Part 4: Renewal. I don’t have a picture perfect ending to share with you here, as those only happen in pictures and on Facebook (which is where many of you read this, so I’m sorry it doesn’t end that way). I can tell you that today I usually smile as I remember Matt and the wonderful times we spent together. I put another shot of Matt on my phone, and this one took. I am told I will always have unexpected days when I am sad about losing a child, and I believe it. There are traditions and events that are lost to us forever, which is sad, but we are replacing them with new ones. And almost every day I wake up feeling good about the world and grateful for sixteen wonderful years with a good friend who just happened to be my son, and oh, by the way, couldn’t walk, which in many ways made the journey even more of an adventure.

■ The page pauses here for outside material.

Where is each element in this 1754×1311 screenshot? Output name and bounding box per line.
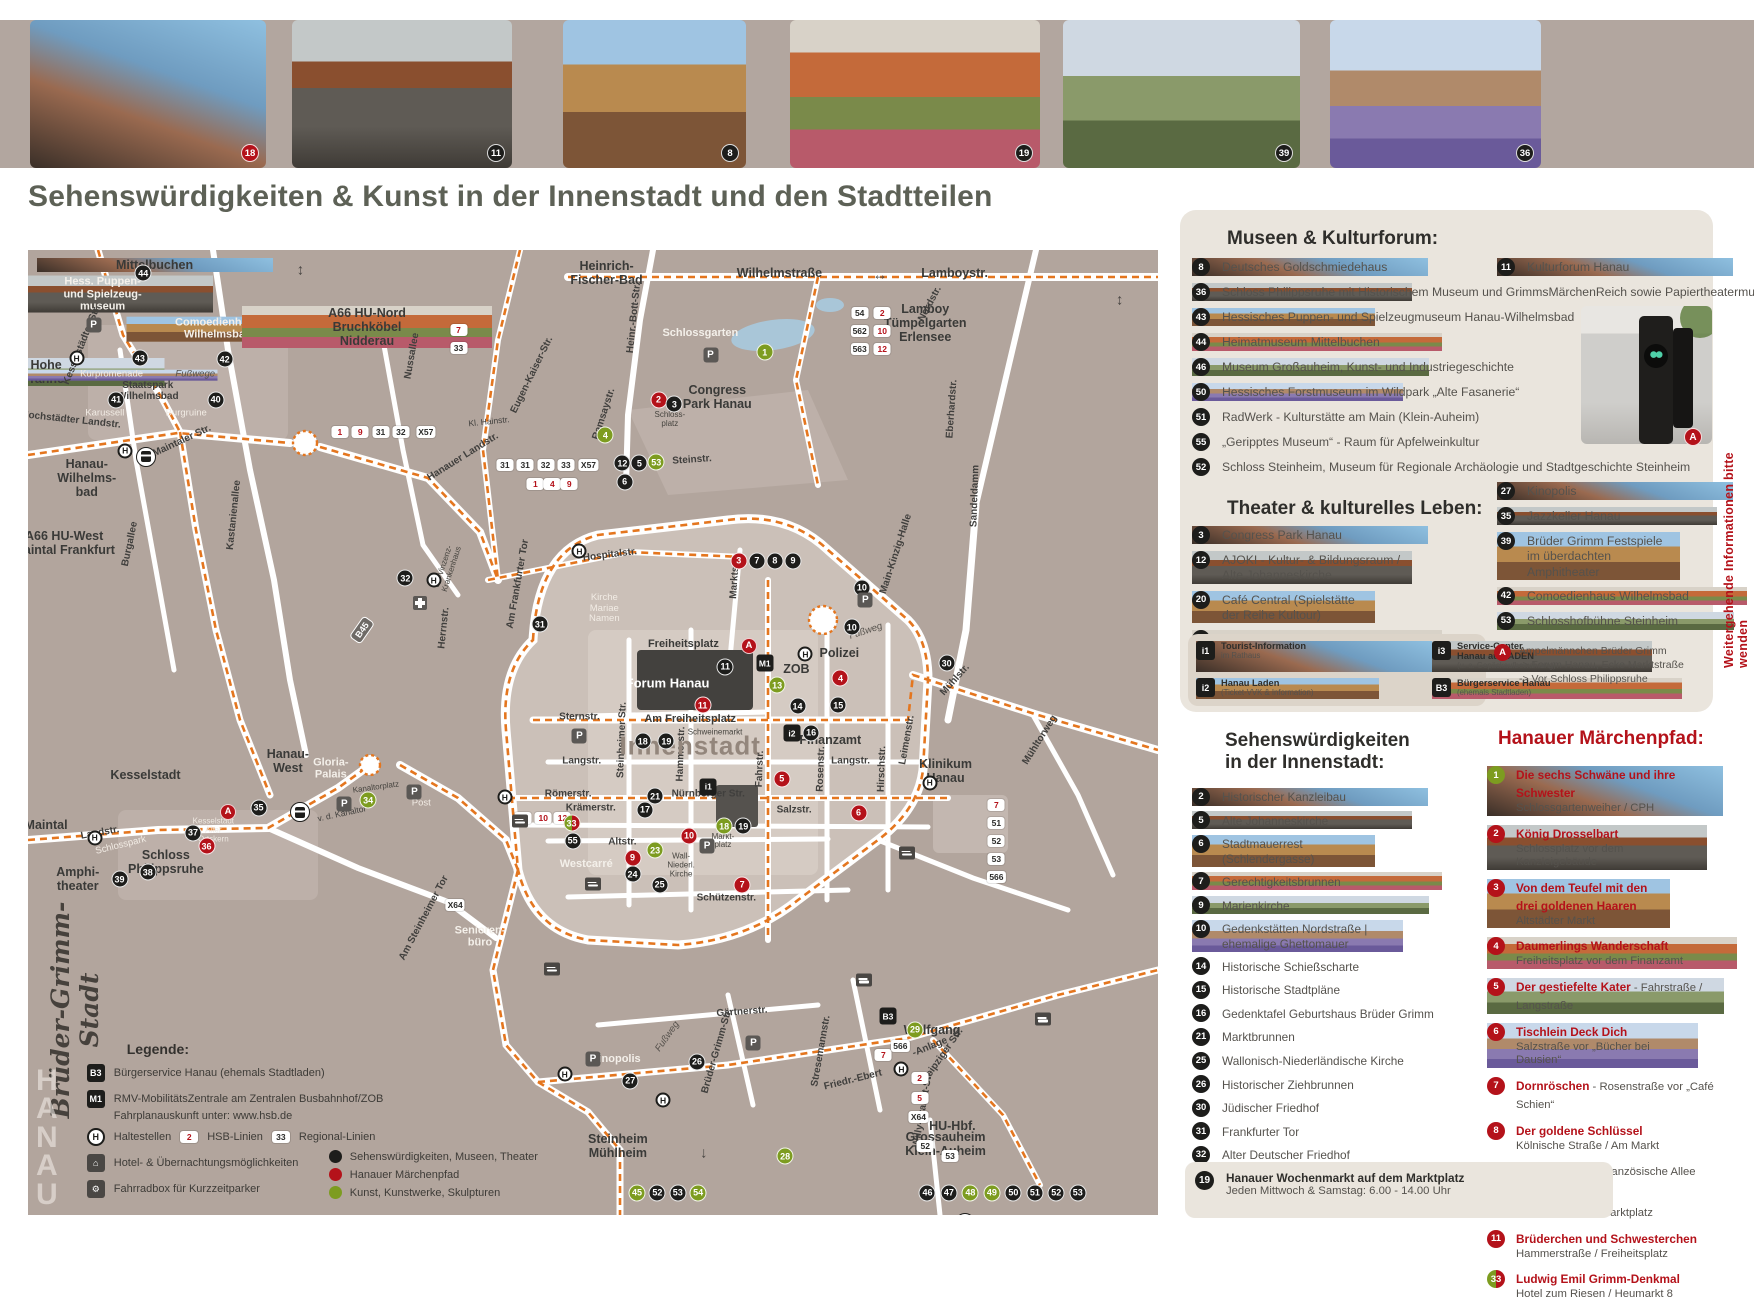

It took me around four and a half years to get here, and I have no real wisdom to share except that it’s going to take longer than you want and it’s going to hurt like nothing you can imagine, and even when you are ‘well’ you are not going to be the same person you were before because you can’t make this journey without being changed by it.
“Time heals all wounds” is one of those truisms that we tell ourselves when someone is in pain. Rose Kennedy said the wounds heal, but the pain is never fully gone. Worth Kilcrease proposes that it’s not the passage of time that heals, but what we do with that time. In my life this consisted largely of ‘going through the motions,’or doing all the things I once did, even though they seemed pointless. Eventually, they began to make sense and provide meaning again. Today I celebrate the great memories, endure the occasional sad moments, and still ponder the impact of Matt’s life and his death on me. (Note: I have gone home early three days this week to take a nap, so birthday weeks are still tough.)
Laura reminded me the other day that we had to learn that it’s OK to feel good again after we lost Matt, and that it’s not a sign of disloyalty or disrespect to rediscover joy in life. Today we enjoy a lot of outdoor activities that we never could before, due to Matt’s physical limitations, and I am 100% certain he would approve. This irrational struggle with illogical guilt is just one more thing I can’t explain, but struggle we did.
My hope for you is that you never walk this path. If you do, I hope you are surrounded by people like we had, who led us, walked with us, and sometimes carried us along the way. Thank you, again, to all of you.
And thank you Matt, for everything. See you soon.